To make the process more energy efficient, the steel shot is circulated using augers instead of more energy-intensive compressed-air blowers. The charcoal and gases produced are captured from the hot vapors and recycled as fuel for powering the system and pre-drying the slash, which can contain up to 50 percent water.
“Fransham’s company came into it quite early, and they’re one of the first to be talking about it and to actually start building this kind of machine,” says David Layzell, an expert on bioenergy and plant sciences at Queen’s University in Kingston, Ontario.
Layzell, who also serves as CEO and research director for biomass think-tank BIOCAP Canada Foundation, says Fransham’s early work is beginning to inspire others in the field. “Competition between these groups all trying to make it work is exactly what we need,” he says.
The technology has also captured the interest of the Ontario government.
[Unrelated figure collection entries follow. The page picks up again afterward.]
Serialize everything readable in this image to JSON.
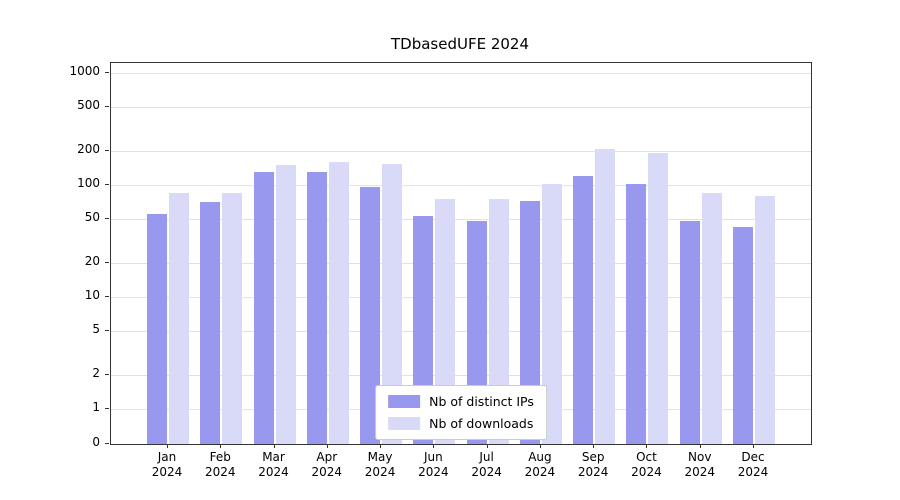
{
  "chart_data": {
    "type": "bar",
    "title": "TDbasedUFE 2024",
    "scale": "symlog",
    "grid": true,
    "legend_position": "lower center",
    "ylim": [
      0,
      1000
    ],
    "yticks": [
      0,
      1,
      2,
      5,
      10,
      20,
      50,
      100,
      200,
      500,
      1000
    ],
    "categories": [
      "Jan\n2024",
      "Feb\n2024",
      "Mar\n2024",
      "Apr\n2024",
      "May\n2024",
      "Jun\n2024",
      "Jul\n2024",
      "Aug\n2024",
      "Sep\n2024",
      "Oct\n2024",
      "Nov\n2024",
      "Dec\n2024"
    ],
    "series": [
      {
        "name": "Nb of distinct IPs",
        "color": "#9898ee",
        "values": [
          55,
          70,
          130,
          130,
          95,
          53,
          48,
          72,
          120,
          102,
          48,
          42
        ]
      },
      {
        "name": "Nb of downloads",
        "color": "#d9d9f8",
        "values": [
          85,
          85,
          150,
          160,
          155,
          75,
          75,
          102,
          210,
          195,
          85,
          80
        ]
      }
    ]
  }
}
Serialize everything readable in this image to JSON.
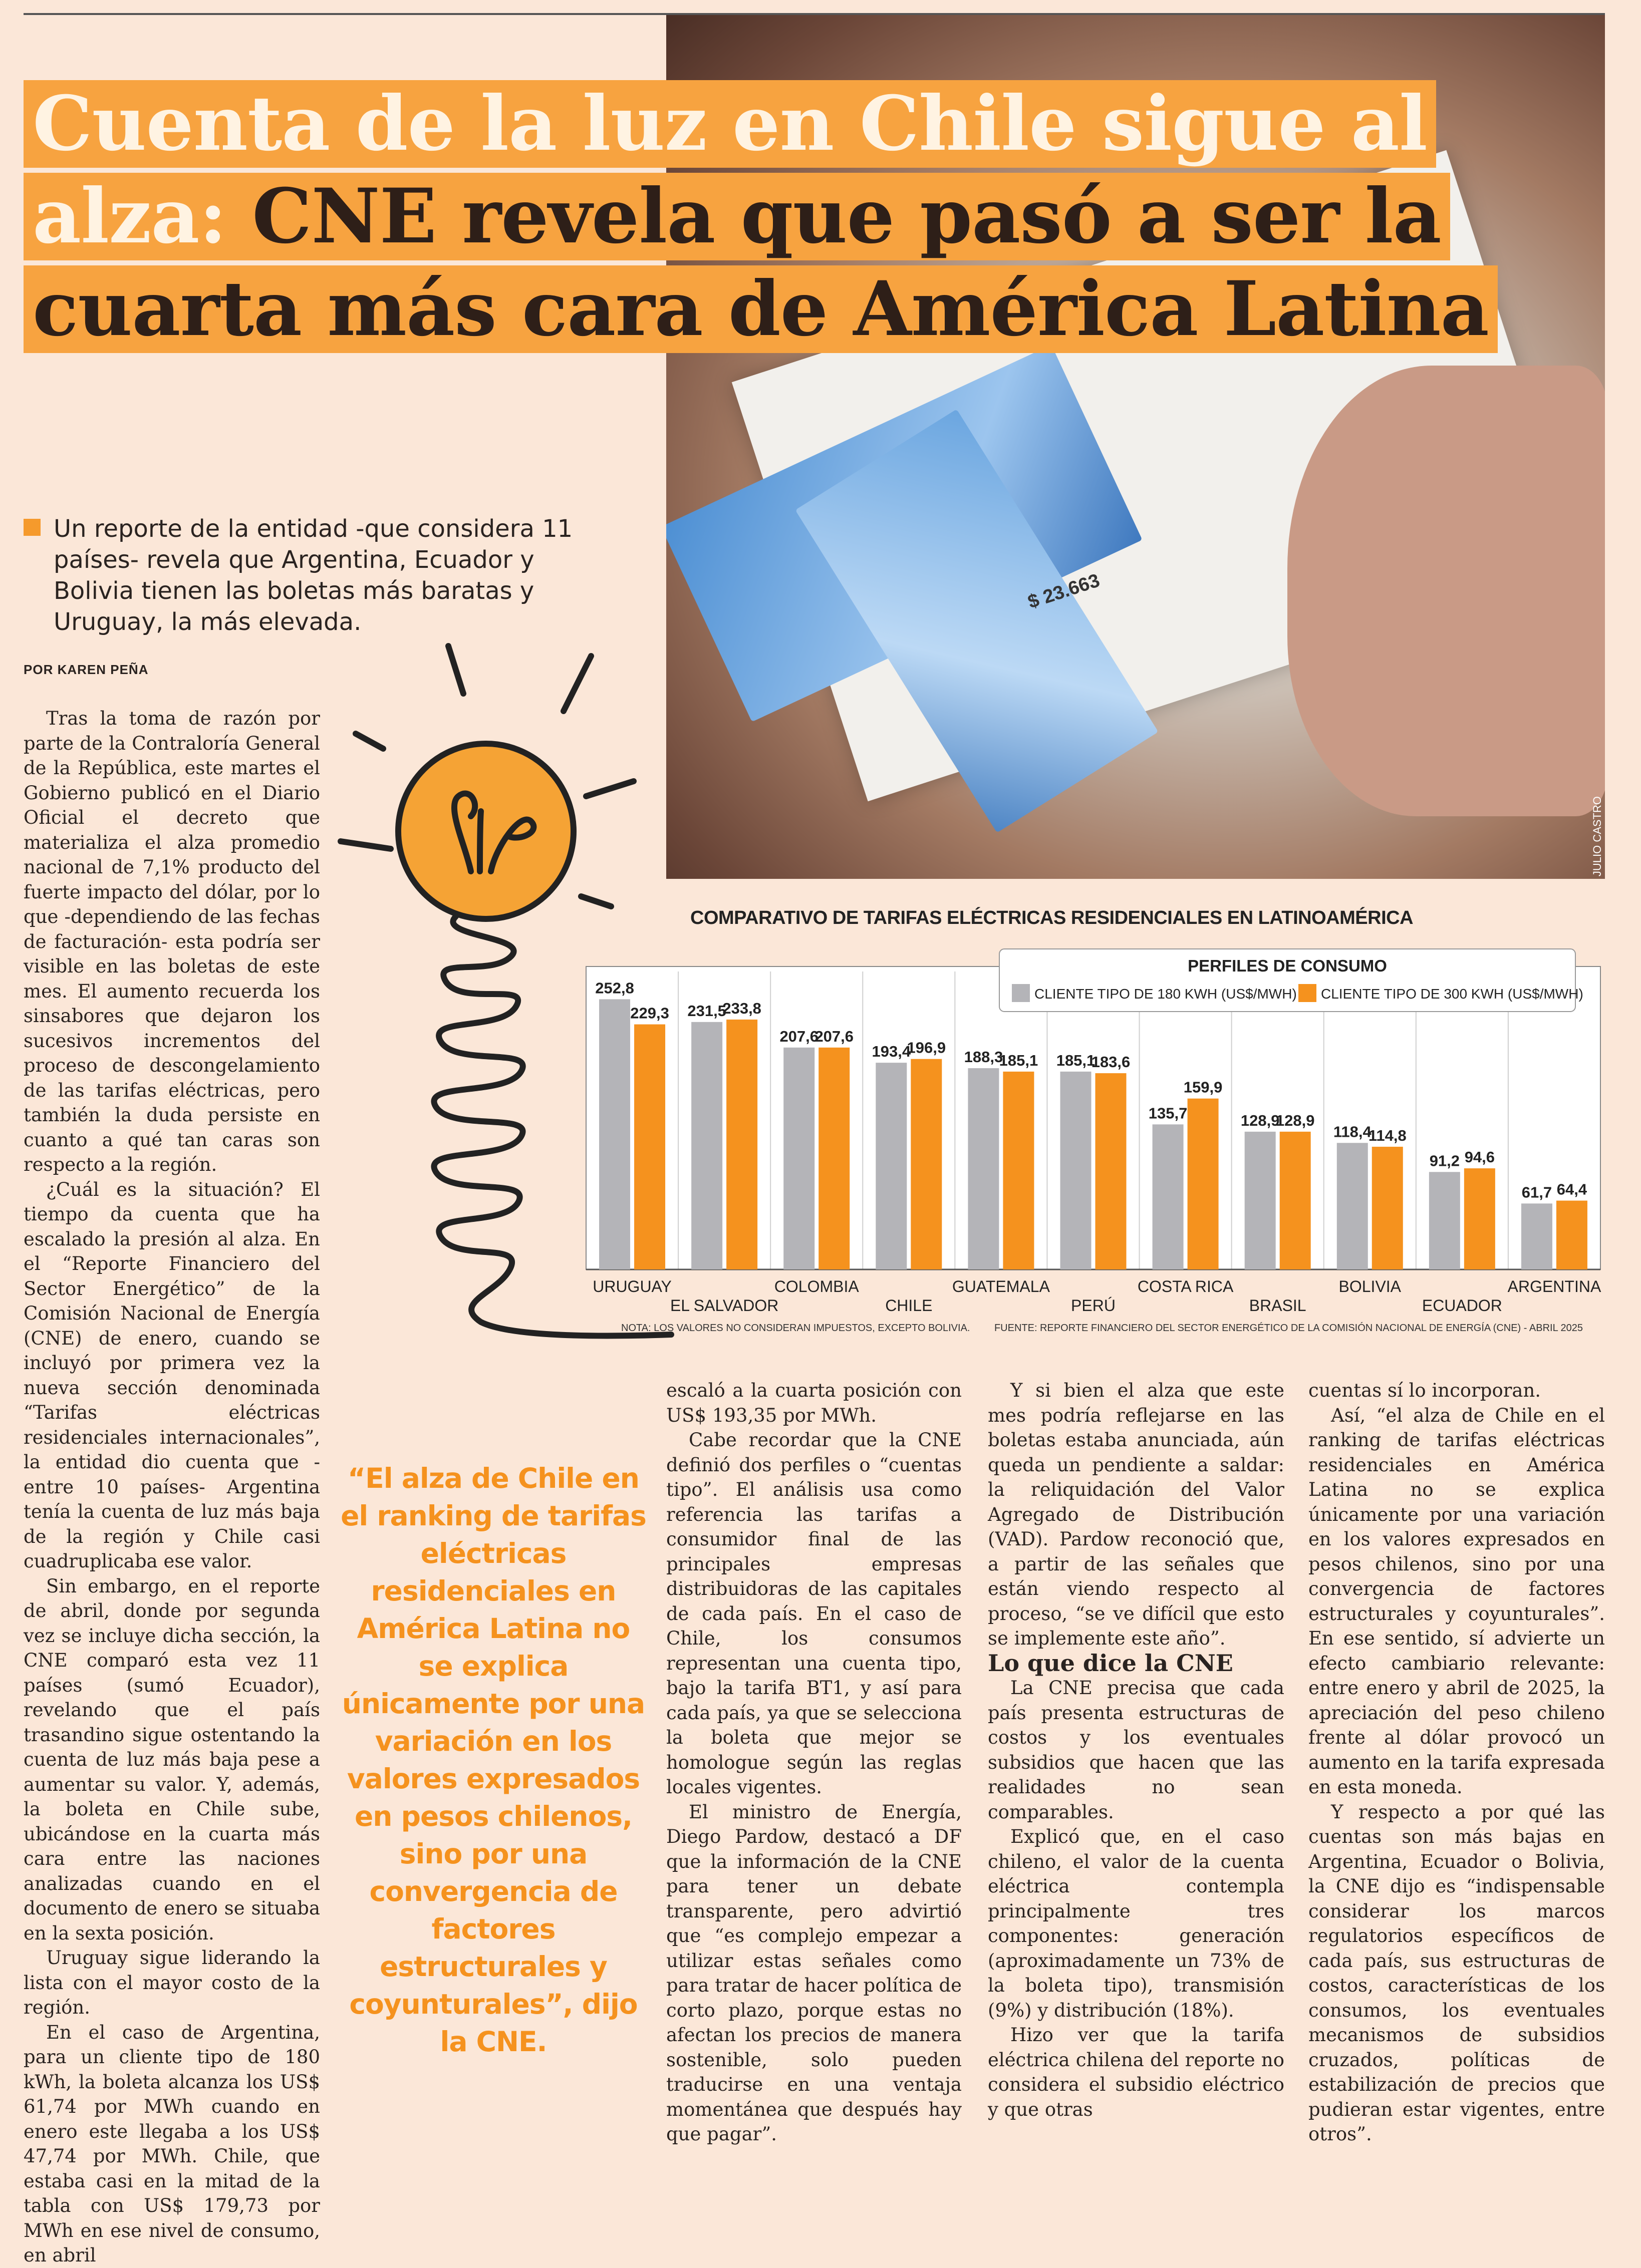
{
  "headline": {
    "line1": "Cuenta de la luz en Chile sigue al",
    "line2_light": "alza:",
    "line2_dark": "CNE revela que pasó a ser la",
    "line3": "cuarta más cara de América Latina"
  },
  "lead": "Un reporte de la entidad -que considera 11 países- revela que Argentina, Ecuador y Bolivia tienen las boletas más baratas y Uruguay, la más elevada.",
  "byline": "POR KAREN PEÑA",
  "photo": {
    "credit": "JULIO CASTRO",
    "amount": "$ 23.663"
  },
  "body": {
    "col1": [
      "Tras la toma de razón por parte de la Contraloría General de la República, este martes el Gobierno publicó en el Diario Oficial el decreto que materializa el alza promedio nacional de 7,1% producto del fuerte impacto del dólar, por lo que -dependiendo de las fechas de facturación- esta podría ser visible en las boletas de este mes. El aumento recuerda los sinsabores que dejaron los sucesivos incrementos del proceso de descongelamiento de las tarifas eléctricas, pero también la duda persiste en cuanto a qué tan caras son respecto a la región.",
      "¿Cuál es la situación? El tiempo da cuenta que ha escalado la presión al alza. En el “Reporte Financiero del Sector Energético” de la Comisión Nacional de Energía (CNE) de enero, cuando se incluyó por primera vez la nueva sección denominada “Tarifas eléctricas residenciales internacionales”, la entidad dio cuenta que -entre 10 países- Argentina tenía la cuenta de luz más baja de la región y Chile casi cuadruplicaba ese valor.",
      "Sin embargo, en el reporte de abril, donde por segunda vez se incluye dicha sección, la CNE comparó esta vez 11 países (sumó Ecuador), revelando que el país trasandino sigue ostentando la cuenta de luz más baja pese a aumentar su valor. Y, además, la boleta en Chile sube, ubicándose en la cuarta más cara entre las naciones analizadas cuando en el documento de enero se situaba en la sexta posición.",
      "Uruguay sigue liderando la lista con el mayor costo de la región.",
      "En el caso de Argentina, para un cliente tipo de 180 kWh, la boleta alcanza los US$ 61,74 por MWh cuando en enero este llegaba a los US$ 47,74 por MWh. Chile, que estaba casi en la mitad de la tabla con US$ 179,73 por MWh en ese nivel de consumo, en abril"
    ],
    "col2": [
      "escaló a la cuarta posición con US$ 193,35 por MWh.",
      "Cabe recordar que la CNE definió dos perfiles o “cuentas tipo”. El análisis usa como referencia las tarifas a consumidor final de las principales empresas distribuidoras de las capitales de cada país. En el caso de Chile, los consumos representan una cuenta tipo, bajo la tarifa BT1, y así para cada país, ya que se selecciona la boleta que mejor se homologue según las reglas locales vigentes.",
      "El ministro de Energía, Diego Pardow, destacó a DF que la información de la CNE para tener un debate transparente, pero advirtió que “es complejo empezar a utilizar estas señales como para tratar de hacer política de corto plazo, porque estas no afectan los precios de manera sostenible, solo pueden traducirse en una ventaja momentánea que después hay que pagar”."
    ],
    "col3": [
      "Y si bien el alza que este mes podría reflejarse en las boletas estaba anunciada, aún queda un pendiente a saldar: la reliquidación del Valor Agregado de Distribución (VAD). Pardow reconoció que, a partir de las señales que están viendo respecto al proceso, “se ve difícil que esto se implemente este año”."
    ],
    "col3_subhead": "Lo que dice la CNE",
    "col3b": [
      "La CNE precisa que cada país presenta estructuras de costos y los eventuales subsidios que hacen que las realidades no sean comparables.",
      "Explicó que, en el caso chileno, el valor de la cuenta eléctrica contempla principalmente tres componentes: generación (aproximadamente un 73% de la boleta tipo), transmisión (9%) y distribución (18%).",
      "Hizo ver que la tarifa eléctrica chilena del reporte no considera el subsidio eléctrico y que otras"
    ],
    "col4": [
      "cuentas sí lo incorporan.",
      "Así, “el alza de Chile en el ranking de tarifas eléctricas residenciales en América Latina no se explica únicamente por una variación en los valores expresados en pesos chilenos, sino por una convergencia de factores estructurales y coyunturales”. En ese sentido, sí advierte un efecto cambiario relevante: entre enero y abril de 2025, la apreciación del peso chileno frente al dólar provocó un aumento en la tarifa expresada en esta moneda.",
      "Y respecto a por qué las cuentas son más bajas en Argentina, Ecuador o Bolivia, la CNE dijo es “indispensable considerar los marcos regulatorios específicos de cada país, sus estructuras de costos, características de los consumos, los eventuales mecanismos de subsidios cruzados, políticas de estabilización de precios que pudieran estar vigentes, entre otros”."
    ]
  },
  "quote": "“El alza de Chile en el ranking de tarifas eléctricas residenciales en América Latina no se explica únicamente por una variación en los valores expresados en pesos chilenos, sino por una convergencia de factores estructurales y coyunturales”, dijo la CNE.",
  "colors": {
    "accent": "#f7a340",
    "gray_bar": "#b4b4b8",
    "orange_bar": "#f5921e",
    "background": "#fbe7d8"
  },
  "chart_data": {
    "type": "bar",
    "title": "COMPARATIVO DE TARIFAS ELÉCTRICAS RESIDENCIALES EN LATINOAMÉRICA",
    "legend_title": "PERFILES DE CONSUMO",
    "legend_placement": "top-right",
    "categories": [
      "URUGUAY",
      "EL SALVADOR",
      "COLOMBIA",
      "CHILE",
      "GUATEMALA",
      "PERÚ",
      "COSTA RICA",
      "BRASIL",
      "BOLIVIA",
      "ECUADOR",
      "ARGENTINA"
    ],
    "series": [
      {
        "name": "CLIENTE TIPO DE 180 KWH (US$/MWH)",
        "color": "#b4b4b8",
        "values": [
          252.8,
          231.5,
          207.6,
          193.4,
          188.3,
          185.1,
          135.7,
          128.9,
          118.4,
          91.2,
          61.7
        ]
      },
      {
        "name": "CLIENTE TIPO DE 300 KWH (US$/MWH)",
        "color": "#f5921e",
        "values": [
          229.3,
          233.8,
          207.6,
          196.9,
          185.1,
          183.6,
          159.9,
          128.9,
          114.8,
          94.6,
          64.4
        ]
      }
    ],
    "value_labels": {
      "s0": [
        "252,8",
        "231,5",
        "207,6",
        "193,4",
        "188,3",
        "185,1",
        "135,7",
        "128,9",
        "118,4",
        "91,2",
        "61,7"
      ],
      "s1": [
        "229,3",
        "233,8",
        "207,6",
        "196,9",
        "185,1",
        "183,6",
        "159,9",
        "128,9",
        "114,8",
        "94,6",
        "64,4"
      ]
    },
    "ylim": [
      0,
      260
    ],
    "note": "NOTA: LOS VALORES NO CONSIDERAN IMPUESTOS, EXCEPTO BOLIVIA.",
    "source": "FUENTE: REPORTE FINANCIERO DEL SECTOR ENERGÉTICO DE LA COMISIÓN NACIONAL DE ENERGÍA (CNE) - ABRIL 2025"
  }
}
Two years ago, the province’s Minister of Natural Resources took a routine flight over northern Ontario and was shocked to see plumes of smoke emerging from clusters of forest slash being burned by the roadside. “He thought it was a shame that it’s all going up in the air,” says Larry Skinkle, biomass coordinator for the forest section of the ministry. After investigating a number of technologies, the ministry contacted Fransham and asked him to build a prototype for the province.
Skinkle says the government, recognizing that the technology could unlock a new revenue stream for a struggling forest industry, while at the same time achieving environmental goals, hopes that a demonstration plant will spur industry-wide testing of the system.
“It’s been built,” he says. “The next step is to transport it into the bush to demonstrate the full transportability of it.”
The modular design makes it easy to transport. Maintenance and repairs are less disruptive, too. “If one of the modules is damaged because of a forklift running into it, we could take that module out, put in a replacement, and be back up and running in no time,” says Fransham, adding that upgrades can be made to individual modules without knocking the entire plant out of service.
Fransham estimates that with 2,000 of his machines installed across Ontario, enough “green” oil could be produced every day to supply electrical energy to two million homes. But the market opportunities extend across the United States and Canada, of course, as well as to forestry operations in China and India, where distributed fuel production and energy generation could be a perfect match for remote communities.
To tap the U.S. market, Advanced Biorefinery shares its intellectual property with Florence, AL-based Renewable Oil International, which is attempting to establish its own demonstration plant in Massachusetts.
“Canada’s not a big enough market for these guys to go after,” says Sustainable Development’s Whittaker. “So we encourage them, after they’ve proven it, to really expand globally.” Like the trend in distributed energy generation, Whittaker believes the concept of distributed biofuel production has similar potential. “It makes a lot of economic sense to do.”
Queen’s Layzell says the best part about converting biomass waste, whether forest slash or crop residue, into bio oil or ethanol is that you get far more energy out than you put in. If growing corn to make ethanol produces only 1.5 times the energy return, he estimates that using forest waste offers at least a fourfold return.
“As companies like Advanced Biorefinery and others start to implement these technologies, there are going to be energy-efficiency improvements and other gains,” says Layzell. “If you can get four [times the energy return] now, you might be able to get six in 15 years. There’s an opportunity to prove it, but we’re really in the early stages.”